TM Garret, a KKK member in Germany visited HAFTR on Feb. 14. He talked about his life and said he spent most of it yearning for acceptance and validation. Garret said he felt unloved by his family and found himself being bullied in school.
Making a jokes about the Holocaust was the only thing that would connect him with his peers, he told the students. The continuing connection was made when a fellow student gave him a cassette tape with hate music. Garret then wrote his own hate songs that his peers found appealing.
He highlighted that once people become involved with hate groups, you begin to live a “bubble” where you only speak to other people that are members of similar groups. Garret said you become disconnected from nonmembers and start to rely on the hate group for money and food, and even earn a living through the group’s connections.

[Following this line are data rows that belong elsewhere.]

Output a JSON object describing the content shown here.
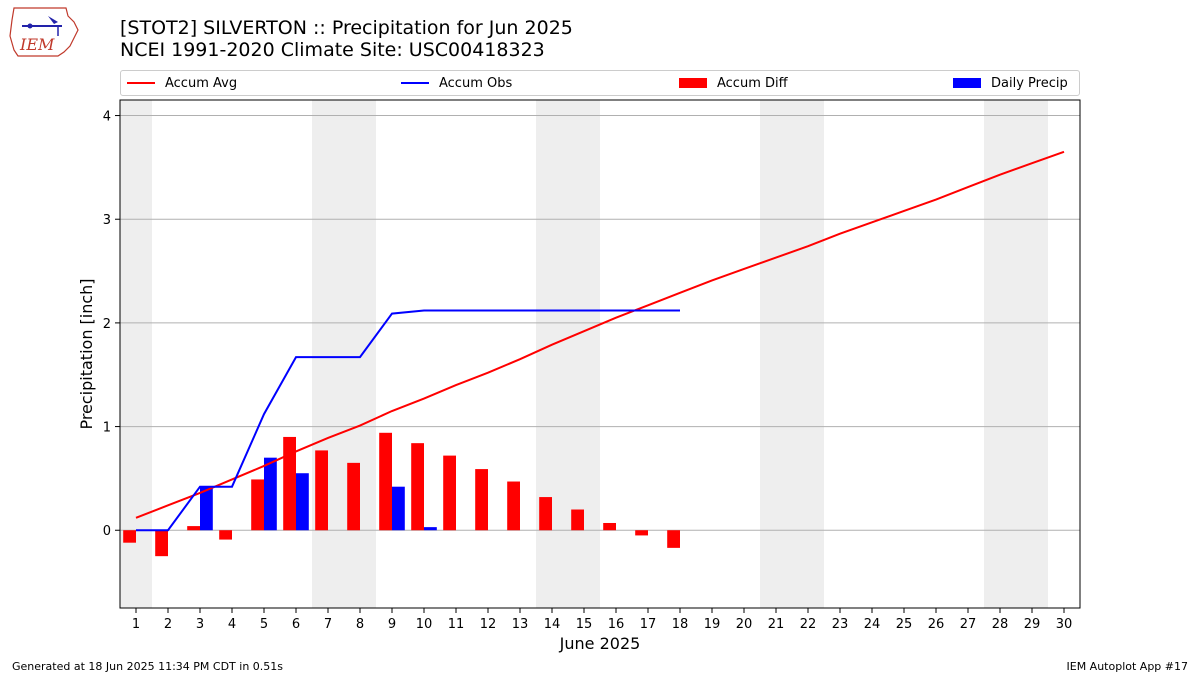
{
  "header": {
    "logo_text": "IEM",
    "title_line1": "[STOT2] SILVERTON :: Precipitation for Jun 2025",
    "title_line2": "NCEI 1991-2020 Climate Site: USC00418323"
  },
  "colors": {
    "avg": "#ff0000",
    "obs": "#0000ff",
    "diff": "#ff0000",
    "daily": "#0000ff",
    "weekend": "#eeeeee",
    "grid": "#b0b0b0"
  },
  "footer": {
    "left": "Generated at 18 Jun 2025 11:34 PM CDT in 0.51s",
    "right": "IEM Autoplot App #17"
  },
  "chart_data": {
    "type": "bar",
    "xlabel": "June 2025",
    "ylabel": "Precipitation [inch]",
    "xlim": [
      0.5,
      30.5
    ],
    "ylim": [
      -0.75,
      4.15
    ],
    "yticks": [
      0,
      1,
      2,
      3,
      4
    ],
    "grid": "horizontal",
    "legend_placement": "top",
    "weekend_days": [
      1,
      7,
      8,
      14,
      15,
      21,
      22,
      28,
      29
    ],
    "days": [
      1,
      2,
      3,
      4,
      5,
      6,
      7,
      8,
      9,
      10,
      11,
      12,
      13,
      14,
      15,
      16,
      17,
      18,
      19,
      20,
      21,
      22,
      23,
      24,
      25,
      26,
      27,
      28,
      29,
      30
    ],
    "series": [
      {
        "name": "Accum Avg",
        "kind": "line",
        "values": [
          0.12,
          0.24,
          0.36,
          0.49,
          0.62,
          0.76,
          0.89,
          1.01,
          1.15,
          1.27,
          1.4,
          1.52,
          1.65,
          1.79,
          1.92,
          2.05,
          2.17,
          2.29,
          2.41,
          2.52,
          2.63,
          2.74,
          2.86,
          2.97,
          3.08,
          3.19,
          3.31,
          3.43,
          3.54,
          3.65
        ]
      },
      {
        "name": "Accum Obs",
        "kind": "line",
        "values": [
          0.0,
          0.0,
          0.42,
          0.42,
          1.12,
          1.67,
          1.67,
          1.67,
          2.09,
          2.12,
          2.12,
          2.12,
          2.12,
          2.12,
          2.12,
          2.12,
          2.12,
          2.12
        ]
      },
      {
        "name": "Accum Diff",
        "kind": "bar",
        "values": [
          -0.12,
          -0.25,
          0.04,
          -0.09,
          0.49,
          0.9,
          0.77,
          0.65,
          0.94,
          0.84,
          0.72,
          0.59,
          0.47,
          0.32,
          0.2,
          0.07,
          -0.05,
          -0.17
        ]
      },
      {
        "name": "Daily Precip",
        "kind": "bar",
        "values": [
          0.0,
          0.0,
          0.42,
          0.0,
          0.7,
          0.55,
          0.0,
          0.0,
          0.42,
          0.03,
          0,
          0,
          0,
          0,
          0,
          0,
          0,
          0
        ]
      }
    ]
  }
}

Then for a reason that is not clear, Garret’s family had to share a home with a Muslim family, whose beliefs were opposite of his KKK indoctrination. The kindness showed by the Muslim family contradicted his white supremacist beliefs. In a brief time, he also realized that the hate he had for other people and religions was also unfounded.
Treating people with kindness instead of hate was Garret’s main message to the students. “Ostracizing groups serves no inherent purpose … show all people respect … view others as human, just as we are,” he said.